Di dalamnya, di bawah versi palsu yang dibuat oleh Agrona, aku mendengarkan diriku mengatakan semua hal pahit dan keji itu kepada Grey. Aku mengejek dan menghinanya, mempermainkannya… semua hal yang kupikir telah dia lakukan padaku. Kecuali, pada akhirnya, setelah pedangnya menembus tubuhku, masih ada lagi. Hanya ingatan palsu yang hilang, memungkinkan apa yang berlapis di belakangnya menjadi fokus.
Saat pedangnya menembus dadaku, darahku mengalir ke tangan dan lengannya. Berat badanku menekannya, gagang pedangnya berada di antara kami, dan aku memeluknya, hampir seperti pelukan.
“Maafkan aku, Grey. Ini… adalah… satu-satunya cara,” kataku, darah menggelegak di paru-paruku dan menodai bibirku.

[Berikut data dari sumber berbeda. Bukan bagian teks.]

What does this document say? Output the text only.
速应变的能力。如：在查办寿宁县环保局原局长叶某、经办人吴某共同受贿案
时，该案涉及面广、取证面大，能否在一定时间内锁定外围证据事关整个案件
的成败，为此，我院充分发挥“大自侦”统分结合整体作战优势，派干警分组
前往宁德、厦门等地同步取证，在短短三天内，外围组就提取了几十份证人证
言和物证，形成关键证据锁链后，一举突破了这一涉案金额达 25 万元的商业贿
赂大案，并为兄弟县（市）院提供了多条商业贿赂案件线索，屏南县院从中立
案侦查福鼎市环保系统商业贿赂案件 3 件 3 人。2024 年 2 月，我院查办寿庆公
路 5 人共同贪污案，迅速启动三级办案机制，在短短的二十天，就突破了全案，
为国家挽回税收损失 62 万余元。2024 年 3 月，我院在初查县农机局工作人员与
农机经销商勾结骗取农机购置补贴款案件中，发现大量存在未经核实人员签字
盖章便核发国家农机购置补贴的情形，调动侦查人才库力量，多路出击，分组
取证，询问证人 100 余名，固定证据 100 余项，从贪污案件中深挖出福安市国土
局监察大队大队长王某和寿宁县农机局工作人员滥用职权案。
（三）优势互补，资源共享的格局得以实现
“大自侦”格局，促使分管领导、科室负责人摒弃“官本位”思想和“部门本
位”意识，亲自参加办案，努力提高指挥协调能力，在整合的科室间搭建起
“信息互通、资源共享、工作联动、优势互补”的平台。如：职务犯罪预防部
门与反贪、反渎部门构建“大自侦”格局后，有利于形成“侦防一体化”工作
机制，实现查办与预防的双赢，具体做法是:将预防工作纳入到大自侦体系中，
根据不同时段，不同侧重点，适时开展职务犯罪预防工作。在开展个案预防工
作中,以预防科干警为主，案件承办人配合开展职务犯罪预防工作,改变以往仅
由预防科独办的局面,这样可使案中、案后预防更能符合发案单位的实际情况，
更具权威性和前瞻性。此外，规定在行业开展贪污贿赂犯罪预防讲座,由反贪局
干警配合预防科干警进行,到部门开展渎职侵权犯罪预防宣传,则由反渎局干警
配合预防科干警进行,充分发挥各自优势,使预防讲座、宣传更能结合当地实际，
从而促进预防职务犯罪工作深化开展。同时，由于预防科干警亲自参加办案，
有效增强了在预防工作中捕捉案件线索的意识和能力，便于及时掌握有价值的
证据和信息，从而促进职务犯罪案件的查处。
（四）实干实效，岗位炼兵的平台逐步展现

Dia melepaskan pedangnya, dan tubuhku merosot ke arahnya. “A-apa—mengapa?”
“Selama… aku hidup… Nico akan… dipenjara—digunakan untuk melawanku.”
Dia terhuyung ke belakang, dan aku jatuh di atasnya , mendorong pedangnya lebih dalam lagi ke dalam diriku. Aku terkesiap kesakitan, tapi aku hampir tidak merasakannya. Sebagian besar tubuhku sudah dingin.
“Tidak… tidak, ini tidak mungkin…” Gray tergagap.
Dia memelukku, gemetar, sampai ingatannya memudar menjadi hitam.